Если кто-то знает, как на лице человека меняется мимика после того, когда ему сообщили, что его лотерейный билет на 10 000 евро был ошибочным, то он с лёгкостью представит себе все, что начало возникать в момент, когда наши взгляды сошлись. Настроение директрисы стремительно менялось. К тому же я начал осознавать, как впереди сидящие ряды учеников, которые понимали, что выкрик был а) не только сделан сзади их, но и б) сзади них сидел я, понятное дело пялились прямо на меня. Вова, с которым я не любил никогда общаться, по злой иронии в этот раз оказался рядом со мной и бил меня по плечу, видимо всячески пытаясь подчеркнуть свою сопричастность к происшедшему. Я понял, что «туман», в котором меня не было видно, рассеялся. Все, что я чувствовал — это желание посмотреть в сторону директора, чтобы убедиться осознаёт ли она то же, что и я.
Я ждал ее голос. Мне не было смешно в зале, который не мог отойти от смеха. И только возгласы классных руководителей, которые пытались успокоить своих подопечных, прорывались словно карканье вороны среди пения соловьев.
В какой-то момент я даже почувствовал тяжесть в шее, поскольку отсутствие голоса директрисы говорило об одном: меня должны были взять не иначе, как за шкирку. Ожидание «смерти» становилось хуже «смерти».
Я не выдержал и оглянулся. На том месте, где только что стояла директриса виднелся портрет А. С. Пушкина. Было ли это знаком или насмешкой понять я не мог. Шок, видимо, был настолько сильным, что я поднялся и пошёл к двери. Осторожно ее открывая, словно в коридоре могла быть бешеная собака, я высунул голову.

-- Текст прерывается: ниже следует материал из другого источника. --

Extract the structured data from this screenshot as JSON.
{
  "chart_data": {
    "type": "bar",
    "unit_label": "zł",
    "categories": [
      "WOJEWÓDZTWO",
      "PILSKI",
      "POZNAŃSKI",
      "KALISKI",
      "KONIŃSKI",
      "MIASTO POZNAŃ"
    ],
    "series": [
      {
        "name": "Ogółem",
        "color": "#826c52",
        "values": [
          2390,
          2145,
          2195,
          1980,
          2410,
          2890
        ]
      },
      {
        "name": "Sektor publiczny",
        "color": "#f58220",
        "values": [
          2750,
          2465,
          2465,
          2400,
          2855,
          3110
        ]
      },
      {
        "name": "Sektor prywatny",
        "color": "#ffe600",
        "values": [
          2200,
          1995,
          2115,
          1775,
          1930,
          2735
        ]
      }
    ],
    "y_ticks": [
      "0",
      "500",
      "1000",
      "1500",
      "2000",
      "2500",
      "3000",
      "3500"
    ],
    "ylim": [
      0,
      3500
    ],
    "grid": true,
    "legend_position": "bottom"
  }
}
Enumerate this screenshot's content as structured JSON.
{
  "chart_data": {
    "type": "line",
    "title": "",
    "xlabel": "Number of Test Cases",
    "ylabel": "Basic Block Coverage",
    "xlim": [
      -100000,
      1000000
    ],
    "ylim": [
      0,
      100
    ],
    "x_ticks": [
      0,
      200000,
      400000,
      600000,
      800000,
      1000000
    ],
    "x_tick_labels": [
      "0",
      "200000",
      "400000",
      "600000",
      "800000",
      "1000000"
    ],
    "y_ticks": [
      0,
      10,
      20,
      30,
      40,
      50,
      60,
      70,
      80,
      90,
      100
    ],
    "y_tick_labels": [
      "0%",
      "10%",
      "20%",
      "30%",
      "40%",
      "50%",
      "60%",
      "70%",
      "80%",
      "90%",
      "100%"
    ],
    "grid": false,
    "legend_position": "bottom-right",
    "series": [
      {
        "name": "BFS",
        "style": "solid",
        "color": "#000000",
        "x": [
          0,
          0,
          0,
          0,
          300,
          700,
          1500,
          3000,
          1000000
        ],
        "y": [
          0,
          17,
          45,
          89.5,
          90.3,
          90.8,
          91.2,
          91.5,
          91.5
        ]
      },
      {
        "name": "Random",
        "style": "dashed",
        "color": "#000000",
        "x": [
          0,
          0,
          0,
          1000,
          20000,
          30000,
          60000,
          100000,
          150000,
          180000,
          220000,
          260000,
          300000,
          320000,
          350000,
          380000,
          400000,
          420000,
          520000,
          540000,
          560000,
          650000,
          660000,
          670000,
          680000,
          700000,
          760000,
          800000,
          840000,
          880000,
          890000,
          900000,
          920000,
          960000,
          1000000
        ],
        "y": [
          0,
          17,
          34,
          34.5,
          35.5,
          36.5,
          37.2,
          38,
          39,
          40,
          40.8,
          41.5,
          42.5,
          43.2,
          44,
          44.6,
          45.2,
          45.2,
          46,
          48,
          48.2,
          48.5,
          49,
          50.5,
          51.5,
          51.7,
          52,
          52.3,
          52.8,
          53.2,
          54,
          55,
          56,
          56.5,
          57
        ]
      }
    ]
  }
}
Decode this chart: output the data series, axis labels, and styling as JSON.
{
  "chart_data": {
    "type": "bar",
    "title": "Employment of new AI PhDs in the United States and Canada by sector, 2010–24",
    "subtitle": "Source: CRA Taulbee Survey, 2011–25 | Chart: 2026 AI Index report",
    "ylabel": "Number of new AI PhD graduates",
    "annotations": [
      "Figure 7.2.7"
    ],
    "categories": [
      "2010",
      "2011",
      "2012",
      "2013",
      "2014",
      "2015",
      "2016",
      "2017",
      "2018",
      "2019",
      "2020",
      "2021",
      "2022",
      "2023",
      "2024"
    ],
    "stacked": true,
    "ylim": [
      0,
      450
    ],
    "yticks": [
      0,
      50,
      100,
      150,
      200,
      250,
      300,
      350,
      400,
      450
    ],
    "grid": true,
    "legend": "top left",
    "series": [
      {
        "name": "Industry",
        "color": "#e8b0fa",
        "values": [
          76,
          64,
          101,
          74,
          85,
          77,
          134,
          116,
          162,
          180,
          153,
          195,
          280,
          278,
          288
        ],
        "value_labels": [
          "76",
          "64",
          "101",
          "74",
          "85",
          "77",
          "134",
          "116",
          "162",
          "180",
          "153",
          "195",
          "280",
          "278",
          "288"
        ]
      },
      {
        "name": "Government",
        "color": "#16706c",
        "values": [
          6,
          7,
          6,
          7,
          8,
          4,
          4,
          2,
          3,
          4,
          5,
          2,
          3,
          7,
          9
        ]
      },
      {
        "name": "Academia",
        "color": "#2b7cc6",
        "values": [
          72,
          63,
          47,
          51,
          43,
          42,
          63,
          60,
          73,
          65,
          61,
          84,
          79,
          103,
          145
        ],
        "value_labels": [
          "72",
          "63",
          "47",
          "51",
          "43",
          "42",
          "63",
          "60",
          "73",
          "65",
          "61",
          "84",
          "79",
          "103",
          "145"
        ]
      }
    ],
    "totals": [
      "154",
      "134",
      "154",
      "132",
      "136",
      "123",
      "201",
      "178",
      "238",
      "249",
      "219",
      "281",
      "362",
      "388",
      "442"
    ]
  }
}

Силуэт в женском костюме “юбка-жилет” с парящей над ним головой с высоким шиньоном и сопровождавшийся цоканьем каблуков, прямо на моих глазах свернул за угол.
И тут меня охватила неописуемая радость. Так я понял, что в этой жизни мне придётся всегда идти поруч с ангелами. Это я сейчас знаю, что они есть у всех. Но не тогда.